Kontos' ascent is going to be part of the reason the Giants will continue to have an excellent bullpen and record in close games this year.
Mr. Consistent: Matt Cain
Matt Cain has been the bedrock of the Giants' rotation since 2006, yet he's still only 28 years old.
His ERA over the last four years paints a picture of his consistency: 2.89, 3.14, 2.88, 2.79. The only three starting pitchers who have a better ERA than Cain over the last four years are Clayton Kershaw, Felix Hernandez and Roy Halladay.
He doesn't light up the radar gun, lead the league in strikeouts or get much Cy Young consideration. Instead, he stoically pitches 220 innings and finishes at the top of the league in ERA every year.
He may not have the reputation of being one of the game's elite aces, but his results are inarguable. Cain is one of the game's most consistent and outstanding pitchers even if he somehow never gets the credit he deserves.
Breakout Prospect: Chris Stratton
Stratton has flown under the radar after the Giants drafted him with the 20th pick in last year's draft. His season ended early last year when he was struck in the head by a line drive during batting practice, but he should be ready to open this season at High-A San Jose.
Scouting director John Barr wrote the following about the Giants' decision to select Stratton:
We loved right-hander Chris Stratton, a big kid who had progressed from not being drafted out of high school to pitching out of the bullpen at Mississippi State to becoming the SEC pitcher of the year. I had watched him strike out 17 batters in a game against LSU this season. This kid was athletic and competitive on the mound. He had size and strength. He had four good pitches...
Stratton’s video appeared an instant later on the side screen.

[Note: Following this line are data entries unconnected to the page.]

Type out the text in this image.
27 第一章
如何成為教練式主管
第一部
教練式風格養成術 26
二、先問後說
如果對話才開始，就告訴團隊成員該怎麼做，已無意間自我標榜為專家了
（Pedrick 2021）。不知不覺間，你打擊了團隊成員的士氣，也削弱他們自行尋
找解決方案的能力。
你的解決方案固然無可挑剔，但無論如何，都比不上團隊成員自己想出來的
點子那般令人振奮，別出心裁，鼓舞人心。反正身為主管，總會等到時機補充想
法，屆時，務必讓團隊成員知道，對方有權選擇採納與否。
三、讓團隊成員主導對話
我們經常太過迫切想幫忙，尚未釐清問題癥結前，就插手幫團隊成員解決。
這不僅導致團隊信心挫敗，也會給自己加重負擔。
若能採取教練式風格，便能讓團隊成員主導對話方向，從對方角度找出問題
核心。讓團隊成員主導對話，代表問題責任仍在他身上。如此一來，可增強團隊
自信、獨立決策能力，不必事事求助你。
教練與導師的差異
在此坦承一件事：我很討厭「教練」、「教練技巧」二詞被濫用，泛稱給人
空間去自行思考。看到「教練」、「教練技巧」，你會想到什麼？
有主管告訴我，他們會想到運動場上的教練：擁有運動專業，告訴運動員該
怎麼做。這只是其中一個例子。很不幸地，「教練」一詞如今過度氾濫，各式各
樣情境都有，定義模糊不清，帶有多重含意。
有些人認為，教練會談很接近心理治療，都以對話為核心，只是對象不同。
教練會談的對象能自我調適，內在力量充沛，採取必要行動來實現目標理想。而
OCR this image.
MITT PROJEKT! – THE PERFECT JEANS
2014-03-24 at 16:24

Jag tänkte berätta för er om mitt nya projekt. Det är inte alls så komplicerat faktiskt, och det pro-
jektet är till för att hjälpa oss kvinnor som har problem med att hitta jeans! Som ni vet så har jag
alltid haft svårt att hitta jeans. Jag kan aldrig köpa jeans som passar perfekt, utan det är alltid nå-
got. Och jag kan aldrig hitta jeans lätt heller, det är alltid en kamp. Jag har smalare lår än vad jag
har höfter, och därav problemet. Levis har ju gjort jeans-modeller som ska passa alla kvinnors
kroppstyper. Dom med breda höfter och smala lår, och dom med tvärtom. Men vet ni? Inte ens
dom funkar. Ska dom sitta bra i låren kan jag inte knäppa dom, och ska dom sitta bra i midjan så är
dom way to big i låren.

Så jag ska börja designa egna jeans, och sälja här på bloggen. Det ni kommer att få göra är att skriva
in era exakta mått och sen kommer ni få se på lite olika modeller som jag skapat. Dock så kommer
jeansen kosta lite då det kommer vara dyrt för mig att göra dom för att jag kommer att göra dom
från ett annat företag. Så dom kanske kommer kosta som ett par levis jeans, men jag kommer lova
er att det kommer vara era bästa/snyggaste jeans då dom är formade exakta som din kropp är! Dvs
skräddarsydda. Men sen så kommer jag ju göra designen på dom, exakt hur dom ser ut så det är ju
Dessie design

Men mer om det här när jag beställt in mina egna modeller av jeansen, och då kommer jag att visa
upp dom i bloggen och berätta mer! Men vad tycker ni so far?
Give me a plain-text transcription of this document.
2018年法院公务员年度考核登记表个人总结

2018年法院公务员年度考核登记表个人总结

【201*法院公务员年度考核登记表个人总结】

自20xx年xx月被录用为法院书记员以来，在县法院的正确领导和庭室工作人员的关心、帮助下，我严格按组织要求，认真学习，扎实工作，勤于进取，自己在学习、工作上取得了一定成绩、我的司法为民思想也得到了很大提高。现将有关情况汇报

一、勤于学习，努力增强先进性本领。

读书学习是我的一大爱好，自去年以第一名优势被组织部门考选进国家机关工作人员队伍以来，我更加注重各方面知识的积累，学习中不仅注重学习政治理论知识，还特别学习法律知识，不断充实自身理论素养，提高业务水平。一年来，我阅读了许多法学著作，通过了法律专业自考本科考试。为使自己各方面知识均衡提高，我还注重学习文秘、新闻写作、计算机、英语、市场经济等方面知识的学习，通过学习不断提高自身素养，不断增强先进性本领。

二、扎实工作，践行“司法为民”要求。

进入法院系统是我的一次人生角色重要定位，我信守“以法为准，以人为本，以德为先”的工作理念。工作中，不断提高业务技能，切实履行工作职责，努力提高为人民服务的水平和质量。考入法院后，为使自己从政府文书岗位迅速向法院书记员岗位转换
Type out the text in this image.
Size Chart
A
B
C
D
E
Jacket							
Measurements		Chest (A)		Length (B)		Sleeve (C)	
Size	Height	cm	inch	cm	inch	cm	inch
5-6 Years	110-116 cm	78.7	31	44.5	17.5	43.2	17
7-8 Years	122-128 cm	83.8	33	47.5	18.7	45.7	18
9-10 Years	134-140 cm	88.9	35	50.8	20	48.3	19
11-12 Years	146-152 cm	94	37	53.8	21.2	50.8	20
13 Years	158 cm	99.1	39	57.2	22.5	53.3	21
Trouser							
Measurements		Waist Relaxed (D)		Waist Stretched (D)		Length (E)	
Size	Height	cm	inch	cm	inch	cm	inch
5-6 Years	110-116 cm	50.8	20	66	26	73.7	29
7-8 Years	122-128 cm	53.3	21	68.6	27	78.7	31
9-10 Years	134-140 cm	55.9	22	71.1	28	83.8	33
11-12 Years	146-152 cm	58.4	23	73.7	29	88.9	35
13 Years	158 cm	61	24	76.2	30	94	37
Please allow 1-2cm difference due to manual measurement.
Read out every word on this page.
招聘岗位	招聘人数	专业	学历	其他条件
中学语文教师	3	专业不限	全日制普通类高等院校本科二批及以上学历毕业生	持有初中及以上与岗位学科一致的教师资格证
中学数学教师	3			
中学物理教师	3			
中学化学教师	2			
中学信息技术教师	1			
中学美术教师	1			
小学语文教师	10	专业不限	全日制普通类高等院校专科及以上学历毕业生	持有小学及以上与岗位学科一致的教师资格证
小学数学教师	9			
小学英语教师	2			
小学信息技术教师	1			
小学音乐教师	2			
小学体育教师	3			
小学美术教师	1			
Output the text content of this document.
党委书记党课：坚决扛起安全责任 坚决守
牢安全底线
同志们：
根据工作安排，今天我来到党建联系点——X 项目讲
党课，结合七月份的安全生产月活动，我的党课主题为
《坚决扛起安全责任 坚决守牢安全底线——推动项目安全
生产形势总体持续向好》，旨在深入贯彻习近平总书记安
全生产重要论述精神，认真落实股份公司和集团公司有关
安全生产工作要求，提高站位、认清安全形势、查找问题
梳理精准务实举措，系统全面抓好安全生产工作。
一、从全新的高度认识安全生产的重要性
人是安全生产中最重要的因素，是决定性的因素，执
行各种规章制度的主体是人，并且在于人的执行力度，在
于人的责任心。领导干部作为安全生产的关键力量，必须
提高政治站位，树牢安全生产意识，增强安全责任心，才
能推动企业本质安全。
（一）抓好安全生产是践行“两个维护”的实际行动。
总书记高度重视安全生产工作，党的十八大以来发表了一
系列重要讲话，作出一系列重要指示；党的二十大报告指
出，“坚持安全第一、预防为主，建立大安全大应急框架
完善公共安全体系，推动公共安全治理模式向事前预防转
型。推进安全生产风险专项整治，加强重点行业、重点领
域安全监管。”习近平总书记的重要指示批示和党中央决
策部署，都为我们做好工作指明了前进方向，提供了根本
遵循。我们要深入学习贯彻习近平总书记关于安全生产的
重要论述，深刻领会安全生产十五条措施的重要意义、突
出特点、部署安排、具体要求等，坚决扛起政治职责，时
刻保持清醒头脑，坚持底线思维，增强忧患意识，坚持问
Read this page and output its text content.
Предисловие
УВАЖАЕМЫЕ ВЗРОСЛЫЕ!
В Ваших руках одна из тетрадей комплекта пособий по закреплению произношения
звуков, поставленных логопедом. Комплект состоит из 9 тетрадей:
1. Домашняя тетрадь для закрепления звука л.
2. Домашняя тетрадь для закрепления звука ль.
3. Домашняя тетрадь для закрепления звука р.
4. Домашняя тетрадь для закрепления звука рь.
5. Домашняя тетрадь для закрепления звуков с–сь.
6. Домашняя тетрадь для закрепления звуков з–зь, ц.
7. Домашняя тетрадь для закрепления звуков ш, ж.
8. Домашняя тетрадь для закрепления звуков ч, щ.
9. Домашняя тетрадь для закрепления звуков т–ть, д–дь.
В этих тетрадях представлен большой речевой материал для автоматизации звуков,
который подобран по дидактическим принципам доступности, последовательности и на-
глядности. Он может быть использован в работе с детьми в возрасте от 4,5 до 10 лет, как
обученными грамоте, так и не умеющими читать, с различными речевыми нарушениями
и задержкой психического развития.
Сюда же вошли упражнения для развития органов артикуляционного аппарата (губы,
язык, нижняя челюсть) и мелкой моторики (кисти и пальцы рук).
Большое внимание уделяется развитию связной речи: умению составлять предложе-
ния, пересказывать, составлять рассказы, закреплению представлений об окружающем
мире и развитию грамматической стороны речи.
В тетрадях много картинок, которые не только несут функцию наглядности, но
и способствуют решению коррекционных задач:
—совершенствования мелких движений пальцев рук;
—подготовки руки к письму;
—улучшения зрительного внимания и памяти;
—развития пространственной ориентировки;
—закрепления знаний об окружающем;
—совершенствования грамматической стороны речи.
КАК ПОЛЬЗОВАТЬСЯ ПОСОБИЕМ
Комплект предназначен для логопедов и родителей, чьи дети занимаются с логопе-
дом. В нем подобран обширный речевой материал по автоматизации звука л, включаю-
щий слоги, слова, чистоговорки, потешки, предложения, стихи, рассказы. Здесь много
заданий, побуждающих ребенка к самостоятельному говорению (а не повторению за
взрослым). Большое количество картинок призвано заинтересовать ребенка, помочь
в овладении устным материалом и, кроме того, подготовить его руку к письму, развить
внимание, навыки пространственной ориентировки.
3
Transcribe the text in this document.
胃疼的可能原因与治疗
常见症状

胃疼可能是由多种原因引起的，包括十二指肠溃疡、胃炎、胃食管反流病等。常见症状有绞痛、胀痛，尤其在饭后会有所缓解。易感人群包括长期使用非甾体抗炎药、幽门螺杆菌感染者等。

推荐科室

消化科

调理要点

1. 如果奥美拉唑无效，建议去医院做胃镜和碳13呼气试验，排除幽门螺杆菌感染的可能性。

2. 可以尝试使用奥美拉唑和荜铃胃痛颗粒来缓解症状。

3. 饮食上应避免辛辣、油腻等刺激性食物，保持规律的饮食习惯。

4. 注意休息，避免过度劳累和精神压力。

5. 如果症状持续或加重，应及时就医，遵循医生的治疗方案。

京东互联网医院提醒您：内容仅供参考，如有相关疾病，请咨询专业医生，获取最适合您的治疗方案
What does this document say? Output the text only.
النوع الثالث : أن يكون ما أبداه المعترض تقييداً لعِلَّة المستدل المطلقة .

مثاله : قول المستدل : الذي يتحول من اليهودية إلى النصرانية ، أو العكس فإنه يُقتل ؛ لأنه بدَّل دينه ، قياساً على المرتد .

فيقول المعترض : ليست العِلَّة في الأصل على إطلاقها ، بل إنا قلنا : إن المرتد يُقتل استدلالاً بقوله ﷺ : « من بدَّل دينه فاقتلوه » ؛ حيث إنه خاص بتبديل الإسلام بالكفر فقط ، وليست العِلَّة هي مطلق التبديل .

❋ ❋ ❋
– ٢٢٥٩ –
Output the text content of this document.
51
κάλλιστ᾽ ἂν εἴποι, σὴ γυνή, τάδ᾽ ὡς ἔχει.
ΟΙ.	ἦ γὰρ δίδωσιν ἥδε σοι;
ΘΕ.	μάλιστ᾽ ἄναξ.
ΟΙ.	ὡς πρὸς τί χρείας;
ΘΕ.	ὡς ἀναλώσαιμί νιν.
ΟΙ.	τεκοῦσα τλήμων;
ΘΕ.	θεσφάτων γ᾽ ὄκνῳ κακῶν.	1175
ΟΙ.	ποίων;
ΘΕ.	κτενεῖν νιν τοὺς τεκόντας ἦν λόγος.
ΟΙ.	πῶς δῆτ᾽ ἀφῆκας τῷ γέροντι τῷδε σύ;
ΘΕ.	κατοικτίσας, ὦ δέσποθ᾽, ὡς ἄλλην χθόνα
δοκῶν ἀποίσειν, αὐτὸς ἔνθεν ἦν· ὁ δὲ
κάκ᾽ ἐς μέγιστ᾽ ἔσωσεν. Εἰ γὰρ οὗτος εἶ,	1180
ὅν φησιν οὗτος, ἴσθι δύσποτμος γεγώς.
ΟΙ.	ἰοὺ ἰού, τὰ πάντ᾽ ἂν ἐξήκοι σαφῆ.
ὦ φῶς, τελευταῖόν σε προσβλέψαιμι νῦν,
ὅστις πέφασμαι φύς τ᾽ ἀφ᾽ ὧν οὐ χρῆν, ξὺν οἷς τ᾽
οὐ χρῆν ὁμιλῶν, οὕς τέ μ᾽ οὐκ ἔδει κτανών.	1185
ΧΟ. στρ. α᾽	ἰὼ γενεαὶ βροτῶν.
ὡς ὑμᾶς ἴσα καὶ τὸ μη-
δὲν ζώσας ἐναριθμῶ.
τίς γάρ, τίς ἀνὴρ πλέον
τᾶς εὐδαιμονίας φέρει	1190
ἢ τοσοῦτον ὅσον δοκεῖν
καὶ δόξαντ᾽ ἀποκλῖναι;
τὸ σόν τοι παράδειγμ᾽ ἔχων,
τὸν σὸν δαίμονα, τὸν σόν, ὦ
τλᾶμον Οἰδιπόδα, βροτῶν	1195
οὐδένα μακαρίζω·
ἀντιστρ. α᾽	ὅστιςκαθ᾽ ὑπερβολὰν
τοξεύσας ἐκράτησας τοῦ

We watched again his clean, athletic delivery that suggested he could pitch for a long time — was only going to get better.
The Giants' current pitching staff includes homegrown products like Bumgarner, Cain, Romo and two-time Cy Young winner Tim Lincecum. Given that track record, it wouldn't be surprising to see Stratton shoot up the prospect ranking lists in 2013.
Team Projection: 92-70, NL West Champions
The rest of the NL West is going to be better, and the Giants will have a target on their backs as the defending World Series champions. The Arizona Diamondbacks and Dodgers might have more talent and depth on paper, but the Giants will once again be the best team on the field.
Will they become the first National League team since the 1975-1976 Cincinnati Reds to repeat as World Series champions? That's a question that will have to wait until October to be examined.
All statistics cited in this article without direct sources are from ESPN.com.